I don't think so, since all of the abilities that are redundant (at least that I was from a quick glance at the CR) are either static or evasion abilities that essentially changes how the rules of the game work for that object and once they've been changed trying to change them again won't do anything
@murgatroid99 That's not necessarily true, because tomorrow they could print a card that says "{T}: Remove an ability from target creature. Foo gains that ability."
@murgatroid99 Kind of, except for the case we are talking about where if one of the Licid abilities gets removed (because you activated it) you still have the other one available to activate (so you could move it to another creature for example)
Hmm, it looks like the rules have been renumbered since where I quoted that rule from was written. 4073 is now about Ante, the correct rule is not 112.9
It looks like Licid abilities are effected by 112.10 because it is referring to a specific instance of an ability and not just referring to it by name, at least according to a L2 and L3 judge (It's the last few posts in the thread)

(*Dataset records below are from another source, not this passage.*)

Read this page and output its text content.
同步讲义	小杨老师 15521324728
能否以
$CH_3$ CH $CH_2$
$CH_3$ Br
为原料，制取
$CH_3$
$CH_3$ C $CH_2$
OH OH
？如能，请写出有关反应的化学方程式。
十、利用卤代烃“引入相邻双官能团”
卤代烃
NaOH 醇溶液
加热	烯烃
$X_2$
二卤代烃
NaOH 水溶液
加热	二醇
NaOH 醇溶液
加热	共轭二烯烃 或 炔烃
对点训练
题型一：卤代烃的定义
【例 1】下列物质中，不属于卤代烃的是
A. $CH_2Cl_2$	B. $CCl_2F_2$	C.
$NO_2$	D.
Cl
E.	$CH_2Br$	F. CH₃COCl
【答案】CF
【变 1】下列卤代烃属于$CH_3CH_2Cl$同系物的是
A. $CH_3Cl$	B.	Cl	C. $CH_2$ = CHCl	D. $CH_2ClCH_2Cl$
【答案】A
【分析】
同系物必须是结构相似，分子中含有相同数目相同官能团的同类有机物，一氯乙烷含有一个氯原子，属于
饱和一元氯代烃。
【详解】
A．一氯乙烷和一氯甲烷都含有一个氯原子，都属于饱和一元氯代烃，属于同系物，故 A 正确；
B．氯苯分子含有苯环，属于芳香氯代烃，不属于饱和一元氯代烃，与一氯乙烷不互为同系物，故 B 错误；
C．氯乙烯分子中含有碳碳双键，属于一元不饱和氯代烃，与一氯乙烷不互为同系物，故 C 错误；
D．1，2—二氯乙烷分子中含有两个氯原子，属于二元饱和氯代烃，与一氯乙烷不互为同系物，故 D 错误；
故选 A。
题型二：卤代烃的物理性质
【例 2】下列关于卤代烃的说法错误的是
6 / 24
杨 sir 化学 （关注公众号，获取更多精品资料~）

@murgatroid99 Okay fine. Through cherry picking definitions of English words, you broke my example. So I'll just change my example: "This creature gets +1/+1 for each ability that it has."
OK, I think there's some misunderstanding here. The intention of my original assertion was: for any keyword ability with a rule that says "Multiple instances of this ability are redundant", that fact can be inferred without that rule, based on what kind of ability you're looking at.
And, similarly, for any ability that does not have that rule, the fact that it should not have that rule can also be inferred
If you thought I meant something else, then I am sorry that I did not communicate clearly.
@murgatroid99 Thanks for clearing that up - I understand now. Earlier you said that you could tell, using the rules, that an ability was redundant. I wanted to point out that a card could change the rules, and so you would need more than just the rules.